PyTorch Distributed
PyTorch Distributed Data Parallel (DDP) lets you train models across multiple GPUs on a single node by running one process per GPU and synchronizing gradients after each backward pass. On TIR, your Training Cluster node comes fully pre-configured — drivers, CUDA, NCCL, and PyTorch are ready to use.
Environment
Each TIR Training Cluster node comes pre-configured with:
- PyTorch, CUDA, and NCCL installed and optimized
- GPU drivers and high-bandwidth interconnects (NVLink or PCIe)
- Identical software environments across all GPUs
Connect to the Node
ssh $hostname
Shared Storage
All datasets, checkpoints, and logs should be written to the shared directory so they persist after the deployment ends:
/mnt/shared
Training Guide
Step 1: Install Dependencies
The TIR-provided image includes PyTorch. If you are using a custom environment, install it manually:
pip install torch torchvision torchaudio
Step 2: Write a Distributed Training Script
Save the following as train.py. It initializes NCCL, wraps the model in DDP, and runs a training loop across all available GPUs:
import os
import torch
import torch.nn as nn
import torch.optim as optim
import torch.distributed as dist
from torch.nn.parallel import DistributedDataParallel as DDP
def setup():
dist.init_process_group(backend="nccl")
def cleanup():
dist.destroy_process_group()
def main():
setup()
local_rank = int(os.environ["LOCAL_RANK"])
torch.cuda.set_device(local_rank)
# Model, optimizer, loss
model = nn.Linear(10, 1).cuda()
ddp_model = DDP(model, device_ids=[local_rank])
optimizer = optim.SGD(ddp_model.parameters(), lr=0.01)
criterion = nn.MSELoss()
for epoch in range(5):
optimizer.zero_grad()
inputs = torch.randn(32, 10).cuda()
targets = torch.randn(32, 1).cuda()
outputs = ddp_model(inputs)
loss = criterion(outputs, targets)
loss.backward()
optimizer.step()
if local_rank == 0:
print(f"Epoch {epoch} | Loss: {loss.item():.4f}")
cleanup()
if __name__ == "__main__":
main()
Step 3: Launch Training
Use torchrun to spawn one process per GPU automatically:
torchrun --nproc_per_node=4 train.py
| Flag | Description |
|---|---|
--nproc_per_node | Number of GPUs on the node (e.g., 4 or 8) |
train.py | Your training script |
Data Management
Import Datasets
Place datasets in shared storage before launching training:
/mnt/shared/datasets
Save Checkpoints
Save checkpoints from the rank-0 process only to avoid write conflicts:
if local_rank == 0:
torch.save(model.state_dict(), "/mnt/shared/checkpoints/model_epoch_5.pt")
Monitoring
TensorBoard
Write logs to shared storage and access TensorBoard remotely via SSH port forwarding:
# On the worker node
tensorboard --logdir /mnt/shared/logs --port 6006
# On your local machine
ssh -L 6006:localhost:6006 $hostname
Weights & Biases
pip install wandb
import wandb
wandb.init(project="pytorch-ddp", mode="offline")

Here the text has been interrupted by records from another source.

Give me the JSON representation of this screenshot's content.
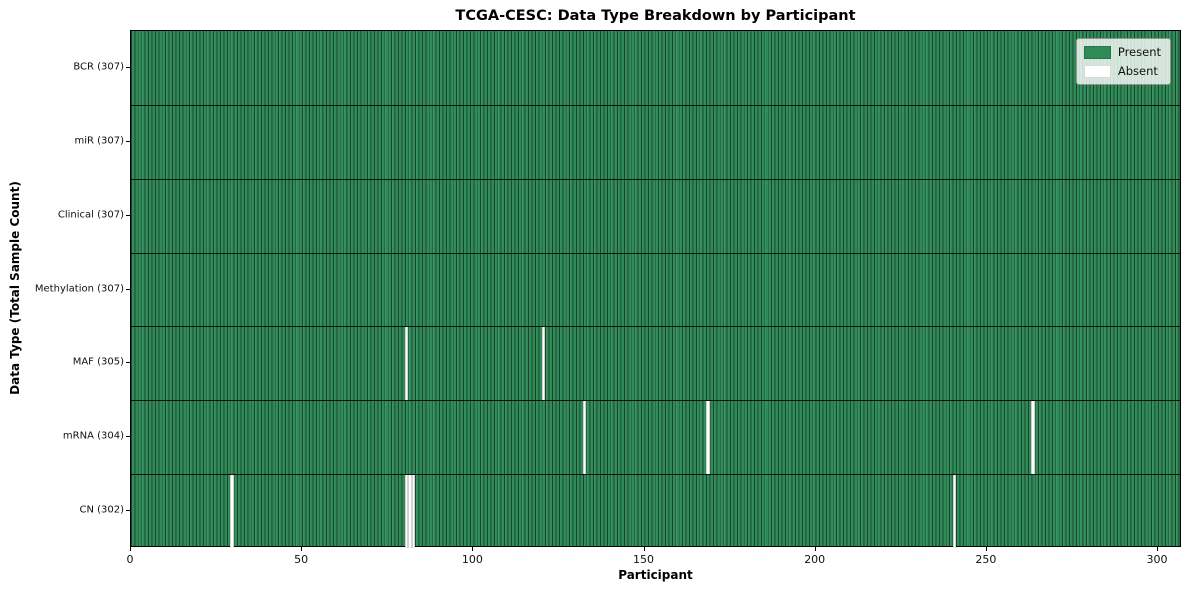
{
  "chart_data": {
    "type": "heatmap",
    "title": "TCGA-CESC: Data Type Breakdown by Participant",
    "xlabel": "Participant",
    "ylabel": "Data Type (Total Sample Count)",
    "x_ticks": [
      0,
      50,
      100,
      150,
      200,
      250,
      300
    ],
    "xlim": [
      0,
      307
    ],
    "n_participants": 307,
    "grid": false,
    "rows": [
      {
        "data_type": "BCR",
        "label": "BCR (307)",
        "total": 307,
        "absent_participants": []
      },
      {
        "data_type": "miR",
        "label": "miR (307)",
        "total": 307,
        "absent_participants": []
      },
      {
        "data_type": "Clinical",
        "label": "Clinical (307)",
        "total": 307,
        "absent_participants": []
      },
      {
        "data_type": "Methylation",
        "label": "Methylation (307)",
        "total": 307,
        "absent_participants": []
      },
      {
        "data_type": "MAF",
        "label": "MAF (305)",
        "total": 305,
        "absent_participants": [
          80,
          120
        ]
      },
      {
        "data_type": "mRNA",
        "label": "mRNA (304)",
        "total": 304,
        "absent_participants": [
          132,
          168,
          263
        ]
      },
      {
        "data_type": "CN",
        "label": "CN (302)",
        "total": 302,
        "absent_participants": [
          29,
          80,
          81,
          82,
          240
        ]
      }
    ],
    "legend": {
      "position": "upper right",
      "entries": [
        {
          "label": "Present",
          "color": "#2e8b57"
        },
        {
          "label": "Absent",
          "color": "#ffffff"
        }
      ]
    },
    "colors": {
      "present": "#2e8b57",
      "absent": "#ffffff",
      "cell_border": "rgba(0,0,0,0.5)",
      "row_separator": "rgba(0,0,0,0.85)"
    }
  }
}
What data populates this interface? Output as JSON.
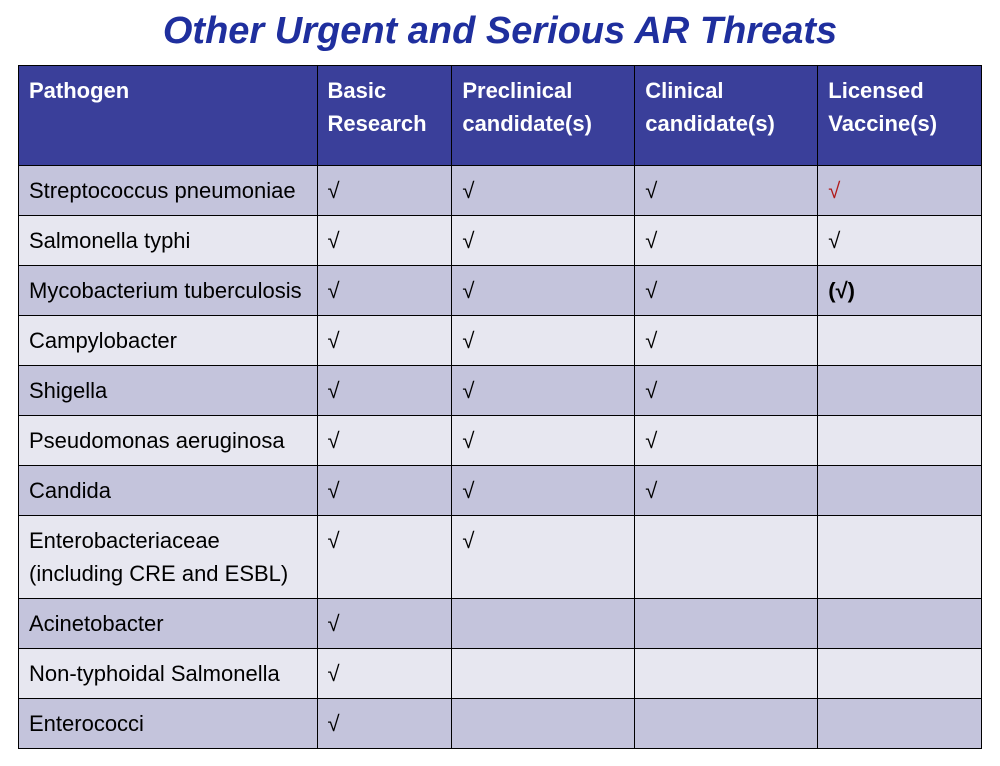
{
  "title": {
    "text": "Other Urgent and Serious AR Threats",
    "color": "#1f2f9e",
    "fontsize": 38
  },
  "table": {
    "header_bg": "#3a3f9a",
    "header_fg": "#ffffff",
    "header_fontsize": 22,
    "row_alt_bg_1": "#c4c4dc",
    "row_alt_bg_2": "#e7e7f0",
    "body_fg": "#000000",
    "body_fontsize": 22,
    "checkmark": "√",
    "checkmark_color": "#000000",
    "checkmark_highlight_color": "#b11a1a",
    "paren_check": "(√)",
    "col_widths": [
      "31%",
      "14%",
      "19%",
      "19%",
      "17%"
    ],
    "columns": [
      "Pathogen",
      "Basic Research",
      "Preclinical candidate(s)",
      "Clinical candidate(s)",
      "Licensed Vaccine(s)"
    ],
    "rows": [
      {
        "pathogen": "Streptococcus pneumoniae",
        "basic": "check",
        "preclinical": "check",
        "clinical": "check",
        "licensed": "check_red",
        "shade": 1
      },
      {
        "pathogen": "Salmonella typhi",
        "basic": "check",
        "preclinical": "check",
        "clinical": "check",
        "licensed": "check",
        "shade": 2
      },
      {
        "pathogen": "Mycobacterium tuberculosis",
        "basic": "check",
        "preclinical": "check",
        "clinical": "check",
        "licensed": "paren_check",
        "shade": 1
      },
      {
        "pathogen": "Campylobacter",
        "basic": "check",
        "preclinical": "check",
        "clinical": "check",
        "licensed": "",
        "shade": 2
      },
      {
        "pathogen": "Shigella",
        "basic": "check",
        "preclinical": "check",
        "clinical": "check",
        "licensed": "",
        "shade": 1
      },
      {
        "pathogen": "Pseudomonas aeruginosa",
        "basic": "check",
        "preclinical": "check",
        "clinical": "check",
        "licensed": "",
        "shade": 2
      },
      {
        "pathogen": "Candida",
        "basic": "check",
        "preclinical": "check",
        "clinical": "check",
        "licensed": "",
        "shade": 1
      },
      {
        "pathogen": "Enterobacteriaceae (including CRE and ESBL)",
        "basic": "check",
        "preclinical": "check",
        "clinical": "",
        "licensed": "",
        "shade": 2
      },
      {
        "pathogen": "Acinetobacter",
        "basic": "check",
        "preclinical": "",
        "clinical": "",
        "licensed": "",
        "shade": 1
      },
      {
        "pathogen": "Non-typhoidal Salmonella",
        "basic": "check",
        "preclinical": "",
        "clinical": "",
        "licensed": "",
        "shade": 2
      },
      {
        "pathogen": "Enterococci",
        "basic": "check",
        "preclinical": "",
        "clinical": "",
        "licensed": "",
        "shade": 1
      }
    ]
  }
}
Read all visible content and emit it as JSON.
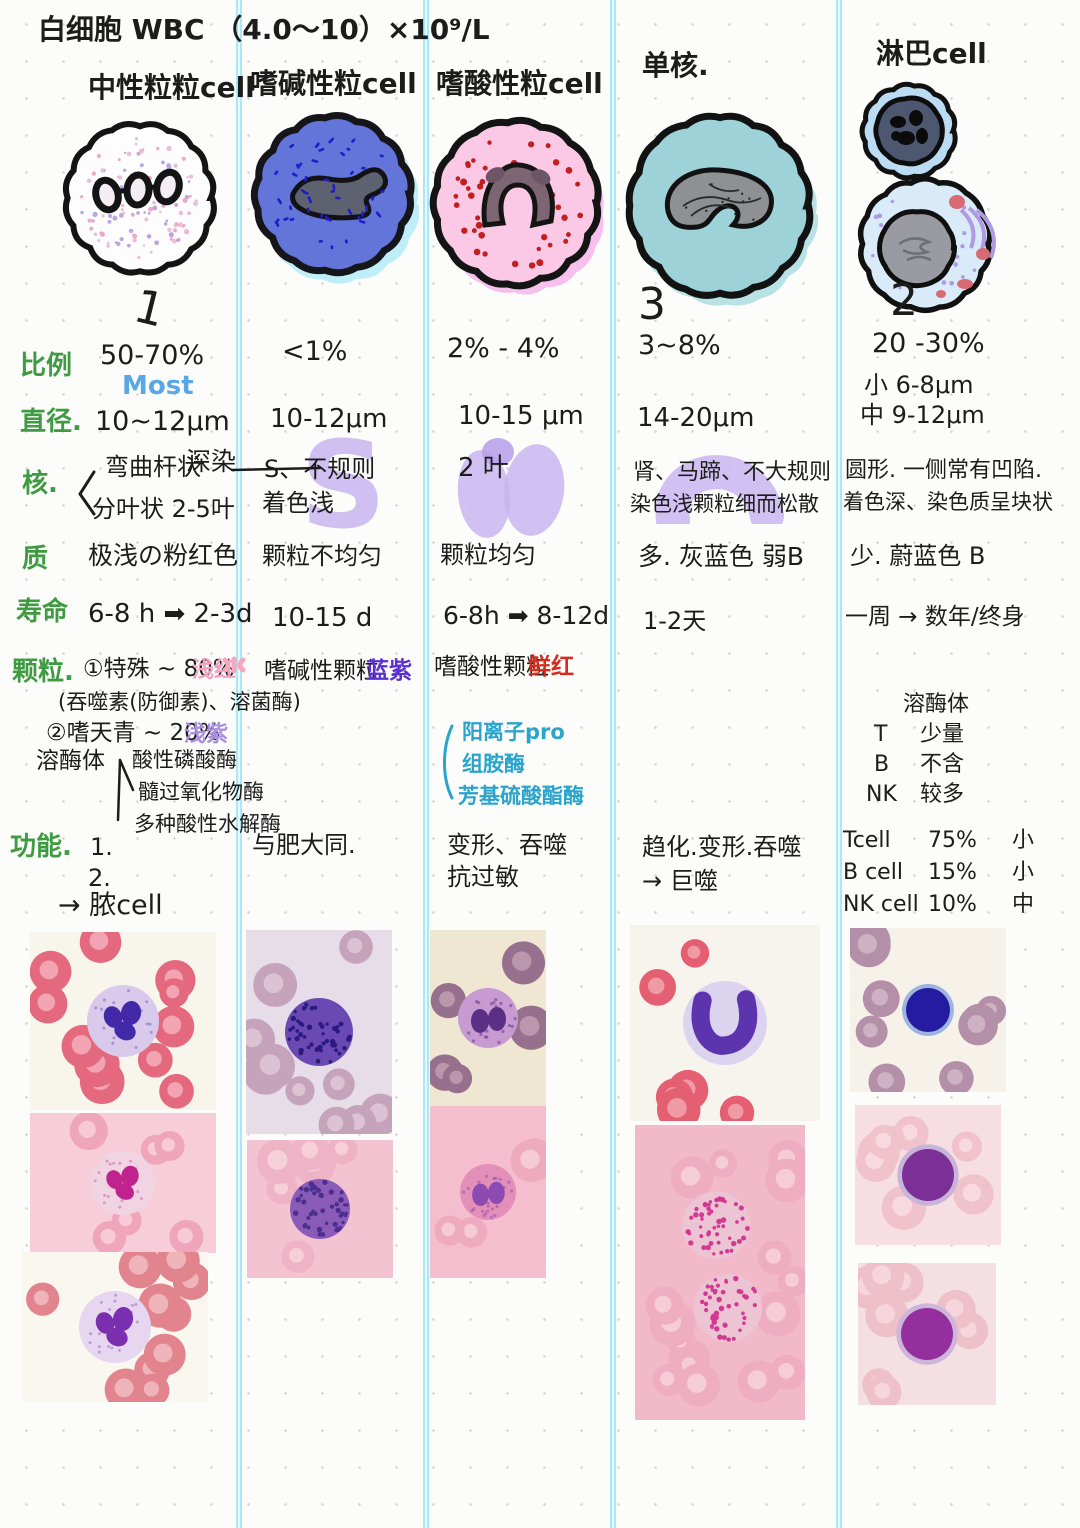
{
  "title": "白细胞 WBC （4.0～10）×10⁹/L",
  "row_labels": {
    "ratio": "比例",
    "diameter": "直径.",
    "nucleus": "核.",
    "cytoplasm": "质",
    "lifespan": "寿命",
    "granules": "颗粒.",
    "function": "功能."
  },
  "columns": [
    {
      "header": "中性粒粒cell",
      "rank": "1",
      "ratio": "50-70%",
      "ratio_note": "Most",
      "diameter": "10~12μm",
      "nucleus_line1": "弯曲杆状",
      "nucleus_line2": "分叶状 2-5叶",
      "nucleus_note": "深染",
      "cytoplasm": "极浅の粉红色",
      "lifespan": "6-8 h ➡ 2-3d",
      "granule1": "①特殊 ~ 80%",
      "granule1_tag": "浅红",
      "granule2": "(吞噬素(防御素)、溶菌酶)",
      "granule3": "②嗜天青 ~ 20%",
      "granule3_tag": "浅紫",
      "granule4": "溶酶体",
      "enzymes": [
        "酸性磷酸酶",
        "髓过氧化物酶",
        "多种酸性水解酶"
      ],
      "function": [
        "1.",
        "2.",
        "→ 脓cell"
      ]
    },
    {
      "header": "嗜碱性粒cell",
      "ratio": "<1%",
      "diameter": "10-12μm",
      "nucleus_line1": "S、不规则",
      "nucleus_line2": "着色浅",
      "nucleus_highlight": "S",
      "cytoplasm": "颗粒不均匀",
      "lifespan": "10-15 d",
      "granules": "嗜碱性颗粒",
      "granules_tag": "蓝紫",
      "function": "与肥大同."
    },
    {
      "header": "嗜酸性粒cell",
      "ratio": "2% - 4%",
      "diameter": "10-15 μm",
      "nucleus": "2 叶",
      "cytoplasm": "颗粒均匀",
      "lifespan": "6-8h ➡ 8-12d",
      "granules": "嗜酸性颗粒",
      "granules_tag": "鲜红",
      "enzyme_list": [
        "阳离子pro",
        "组胺酶",
        "芳基硫酸酯酶"
      ],
      "function": [
        "变形、吞噬",
        "抗过敏"
      ]
    },
    {
      "header": "单核.",
      "rank": "3",
      "ratio": "3~8%",
      "diameter": "14-20μm",
      "nucleus_line1": "肾、马蹄、不大规则",
      "nucleus_line2": "染色浅颗粒细而松散",
      "cytoplasm": "多. 灰蓝色  弱B",
      "lifespan": "1-2天",
      "function": [
        "趋化.变形.吞噬",
        "→ 巨噬"
      ]
    },
    {
      "header": "淋巴cell",
      "rank": "2",
      "ratio": "20 -30%",
      "diameter_small": "小  6-8μm",
      "diameter_mid": "中  9-12μm",
      "nucleus_line1": "圆形. 一侧常有凹陷.",
      "nucleus_line2": "着色深、染色质呈块状",
      "cytoplasm": "少. 蔚蓝色  B",
      "lifespan": "一周 → 数年/终身",
      "granules_title": "溶酶体",
      "granules_rows": [
        [
          "T",
          "少量"
        ],
        [
          "B",
          "不含"
        ],
        [
          "NK",
          "较多"
        ]
      ],
      "function_rows": [
        [
          "Tcell",
          "75%",
          "小"
        ],
        [
          "B cell",
          "15%",
          "小"
        ],
        [
          "NK cell",
          "10%",
          "中"
        ]
      ]
    }
  ],
  "colors": {
    "label_green": "#3f9b42",
    "note_blue": "#58a8e8",
    "tag_pink": "#f2a2c0",
    "tag_lavender": "#a98fe0",
    "tag_violet": "#5b2fd4",
    "tag_red": "#d62c1e",
    "enzyme_cyan": "#2ba4cc",
    "divider_cyan": "#a9e9f6",
    "highlight_lavender": "#c9b5f0"
  }
}
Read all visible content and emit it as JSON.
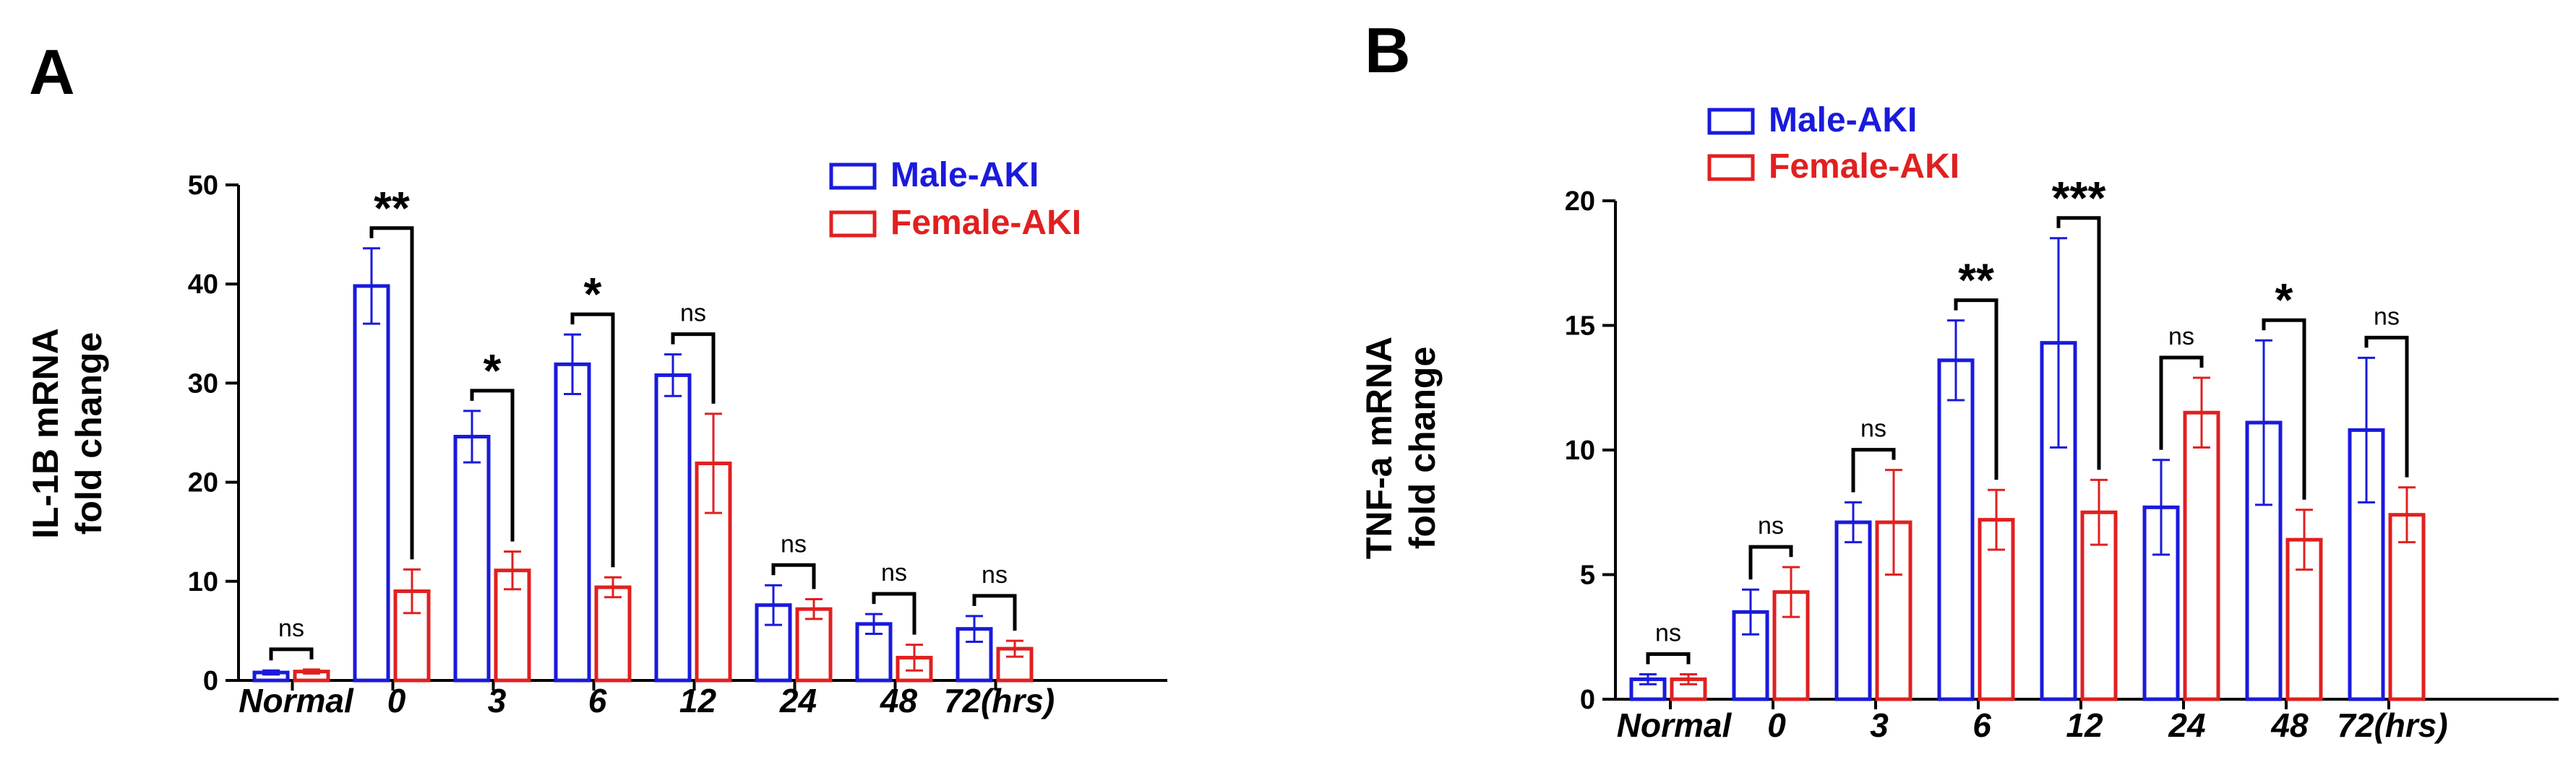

wandb.log({"loss": loss.item()})
GPU & System Utilization
watch -n 2 nvidia-smi # GPU utilization
htop # CPU and memory
Mixed Precision Training
Enable Automatic Mixed Precision (AMP) to reduce GPU memory usage and speed up training:
from torch.amp import autocast, GradScaler
scaler = GradScaler(device="cuda")
for epoch in range(5):
optimizer.zero_grad()
with autocast(device_type="cuda"):
outputs = ddp_model(inputs)
loss = criterion(outputs, targets)
scaler.scale(loss).backward()
scaler.step(optimizer)
scaler.update()
Troubleshooting
| Issue | Cause | Resolution |
|---|---|---|
| CUDA Out of Memory | Batch size too large for GPU memory | Reduce batch size or enable AMP |
| NCCL Timeout | GPU communication failure | Confirm all GPUs are visible via nvidia-smi |
| Disk Full | Checkpoints or logs filling /mnt/shared | Delete old files or increase storage quota |
| Process group init failure | LOCAL_RANK not set | Use torchrun instead of python to launch |
FAQ
Q: Why use DDP instead of DataParallel?
DDP spawns one process per GPU and communicates via NCCL, giving near-linear speedups. DataParallel runs in a single process and is slower due to Python GIL overhead and less efficient gradient synchronization.
Q: How do I save a checkpoint safely with multiple workers?
Only the rank-0 process should write checkpoints. Wrap your save call with if dist.get_rank() == 0: to avoid write conflicts from other workers.
Q: Where are logs and checkpoints stored?
Under /mnt/shared/logs and /mnt/shared/checkpoints by convention. Use these paths to ensure data persists after the deployment ends.